Aspirin could reduce the risk of lung cancer, according to a study in New York which suggests that taking regular doses of the painkiller could cut the chances of developing the most common type of lung disease in women by more than half.

Researchers questioned more than 14,000 women about their long-term history of aspirin use and compared 81 women who subsequently went on to develop lung cancer with 808 who did not.

They found by far the biggest risk factor for lung cancer was smoking. But, once that was taken into account, they discovered that those who had taken aspirin regularly were substantially less likely to develop the disease.

For women who had taken aspirin three or more times a week for at least six months, the risk of developing any type of lung cancer was reduced by a third compared with non-users.

The reduction in risk was even clearer for non-small cell lung cancer, which accounts for about three-quarters of cases in women. Regular aspirin users were less than half as likely to develop that form of lung cancer as non-users.

Dr Arslan Akhmedkhanov, lead author of the research, published in the British Journal of Cancer, said: "Not smoking is by far the best way to avoid lung cancer but our study suggests regular aspirin use could also confer some degree of protection against the disease.
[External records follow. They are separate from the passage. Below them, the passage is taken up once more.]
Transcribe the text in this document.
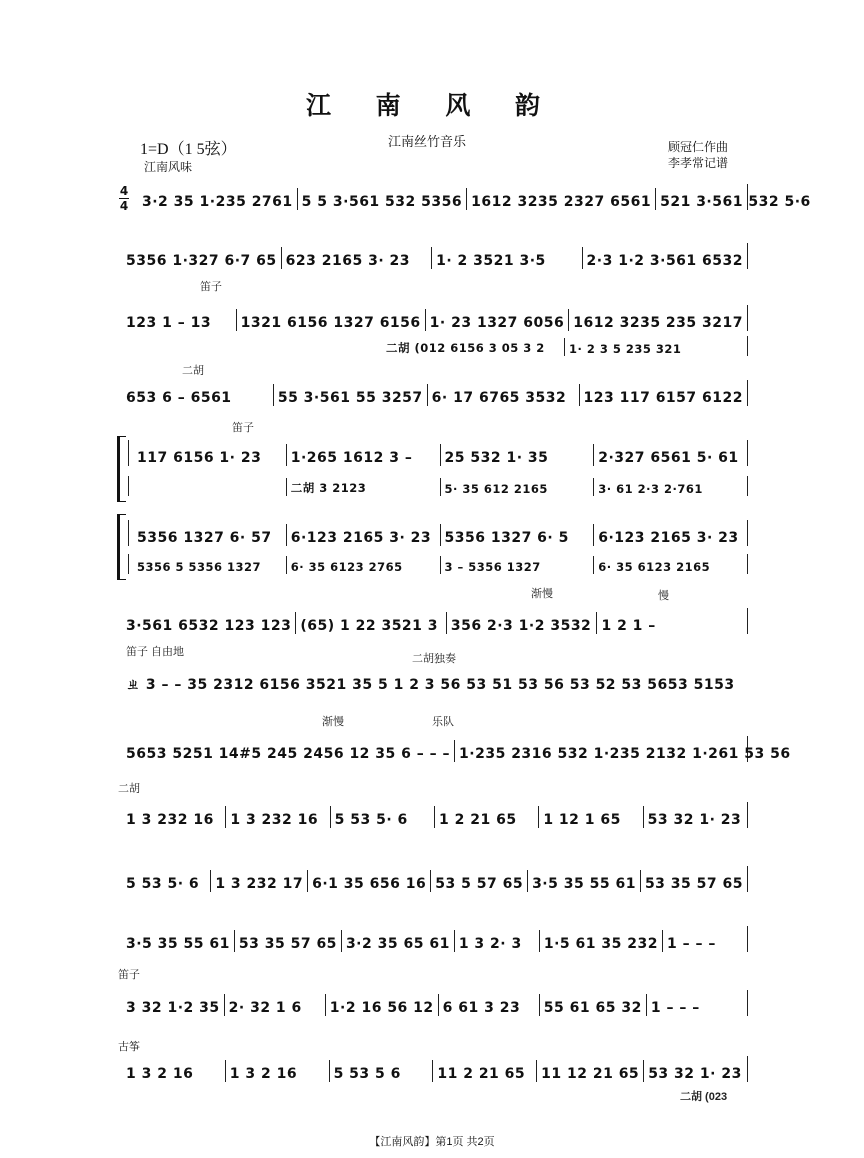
江 南 风 韵
1=D（1 5弦）
江南风味
江南丝竹音乐	顾冠仁作曲
李孝常记谱
4
4
笛子
二胡
笛子
渐慢	慢
笛子 自由地
二胡独奏
渐慢	乐队
二胡
笛子
古筝
3·2 35 1·235 2761 5 5 3·561 532 5356 1612 3235 2327 6561 521 3·561 532 5·6
5356 1·327 6·7 65 623 2165 3· 23	1· 2 3521 3·5	2·3 1·2 3·561 6532
123 1 – 13	1321 6156 1327 6156 1· 23 1327 6056 1612 3235 235 3217
二胡 (012 6156 3 05 3 2	1· 2 3 5 235 321
653 6 – 6561	55 3·561 55 3257 6· 17 6765 3532	123 117 6157 6122
117 6156 1· 23	1·265 1612 3 –	25 532 1· 35	2·327 6561 5· 61
二胡 3 2123	5· 35 612 2165	3· 61 2·3 2·761
5356 1327 6· 57	6·123 2165 3· 23 5356 1327 6· 5	6·123 2165 3· 23
5356 5 5356 1327	6· 35 6123 2765	3 – 5356 1327	6· 35 6123 2165
3·561 6532 123 123 (65) 1 22 3521 3 356 2·3 1·2 3532 1 2 1 –
ㄓ 3 – – 35 2312 6156 3521 35 5 1 2 3 56 53 51 53 56 53 52 53 5653 5153
5653 5251 14#5 245 2456 12 35 6 – – – 1·235 2316 532 1·235 2132 1·261 53 56
1 3 232 16	1 3 232 16	5 53 5· 6	1 2 21 65	1 12 1 65	53 32 1· 23
5 53 5· 6	1 3 232 17 6·1 35 656 16 53 5 57 65 3·5 35 55 61 53 35 57 65
3·5 35 55 61 53 35 57 65 3·2 35 65 61 1 3 2· 3	1·5 61 35 232 1 – – –
3 32 1·2 35 2· 32 1 6	1·2 16 56 12 6 61 3 23	55 61 65 32 1 – – –
1 3 2 16	1 3 2 16	5 53 5 6	11 2 21 65	11 12 21 65 53 32 1· 23
二胡 (023
【江南风韵】第1页 共2页
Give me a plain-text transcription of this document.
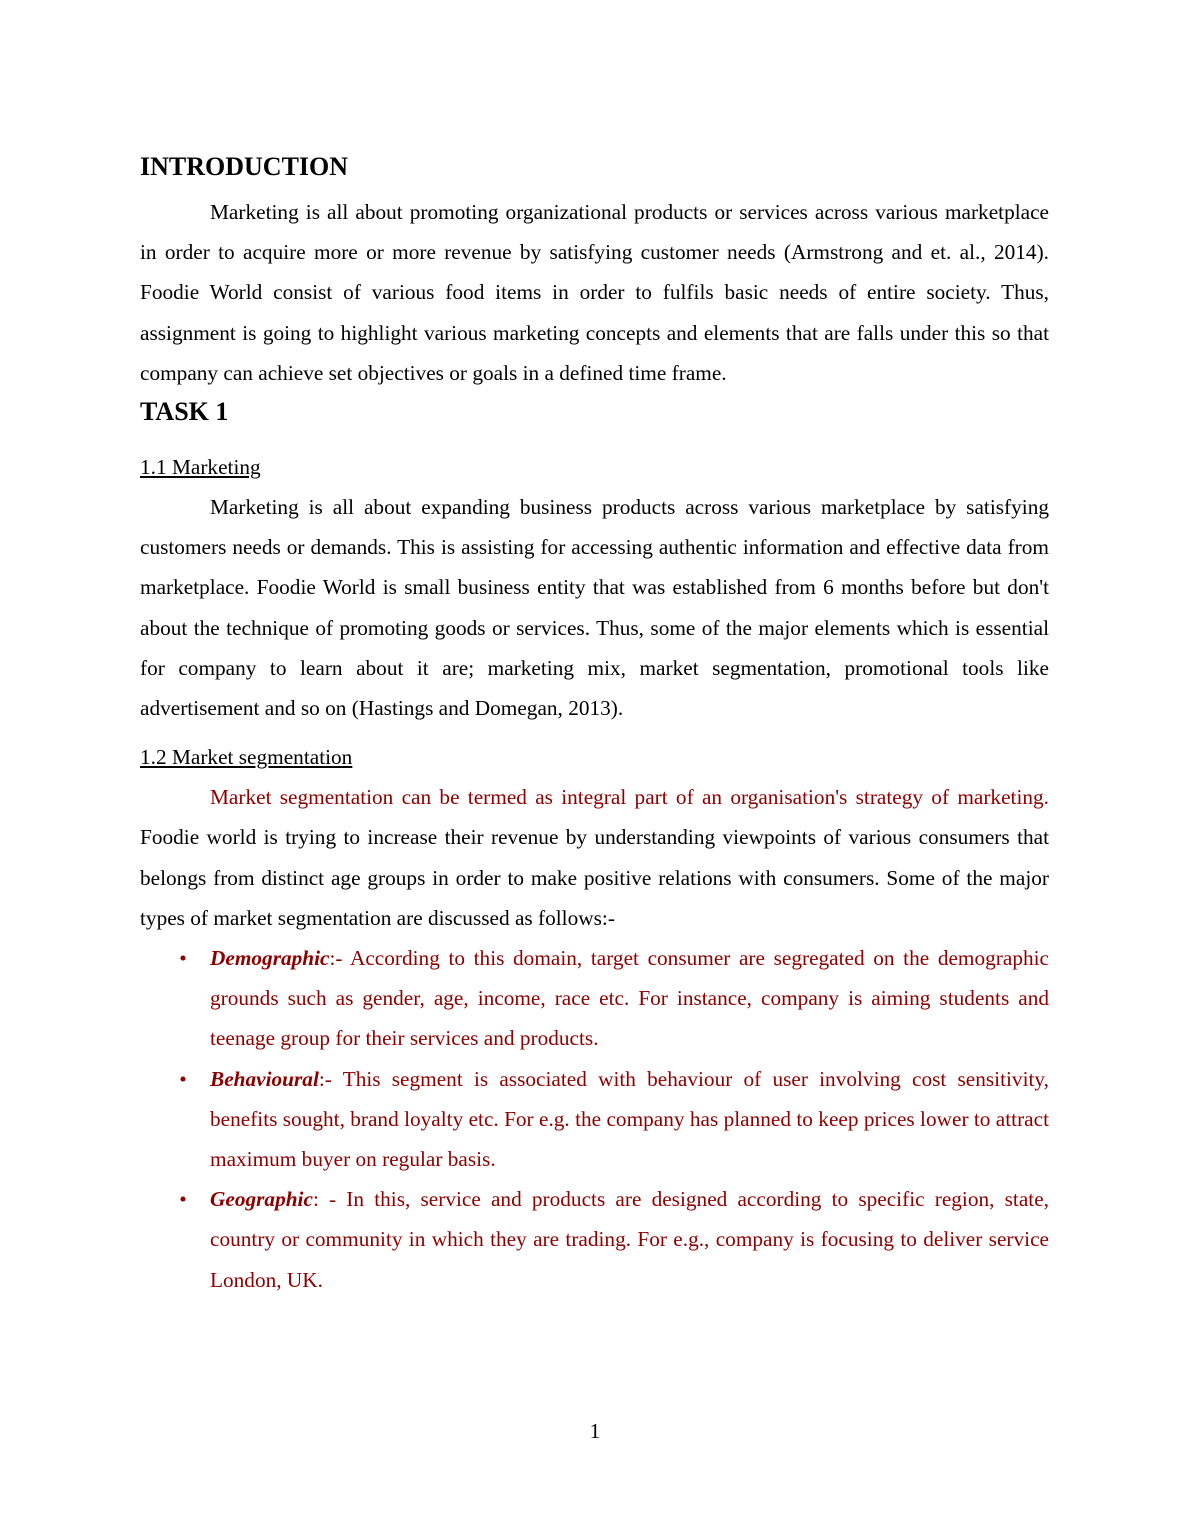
INTRODUCTION

Marketing is all about promoting organizational products or services across various marketplace in order to acquire more or more revenue by satisfying customer needs (Armstrong and et. al., 2014). Foodie World consist of various food items in order to fulfils basic needs of entire society. Thus, assignment is going to highlight various marketing concepts and elements that are falls under this so that company can achieve set objectives or goals in a defined time frame.

TASK 1
1.1 Marketing

Marketing is all about expanding business products across various marketplace by satisfying customers needs or demands. This is assisting for accessing authentic information and effective data from marketplace. Foodie World is small business entity that was established from 6 months before but don't about the technique of promoting goods or services. Thus, some of the major elements which is essential for company to learn about it are; marketing mix, market segmentation, promotional tools like advertisement and so on (Hastings and Domegan, 2013).

1.2 Market segmentation

Market segmentation can be termed as integral part of an organisation's strategy of marketing. Foodie world is trying to increase their revenue by understanding viewpoints of various consumers that belongs from distinct age groups in order to make positive relations with consumers. Some of the major types of market segmentation are discussed as follows:-

• Demographic:- According to this domain, target consumer are segregated on the demographic grounds such as gender, age, income, race etc. For instance, company is aiming students and teenage group for their services and products.
• Behavioural:- This segment is associated with behaviour of user involving cost sensitivity, benefits sought, brand loyalty etc. For e.g. the company has planned to keep prices lower to attract maximum buyer on regular basis.
• Geographic: - In this, service and products are designed according to specific region, state, country or community in which they are trading. For e.g., company is focusing to deliver service London, UK.
1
We need larger-scale research to confirm the results but it's certainly consistent with other evidence for the health benefits of the drug."

Professor Gordon McVie, director general of Cancer Research UK, which publishes the British Journal of Cancer, added: "As much as these results are encouraging, people shouldn't fool themselves into thinking that taking aspirin somehow counteracts the dangers of smoking.

"Everything else pales into insignificance compared with the lethal effects of tobacco."

Cancer Research UK scientists in Bristol and Nottingham are conducting clinical trials to test whether aspirin can help reduce the risk of bowel cancer among people at increased risk of the disease.

Scientists do not know why aspirin seems to protect against some cancers, but believe the drug's anti-inflammatory effects are responsible.

Another study published in the journal yesterday predicted that lung cancer deaths in the UK will fall during the next five years by 20 per cent for men and 8 per cent in women because more people are giving up smoking.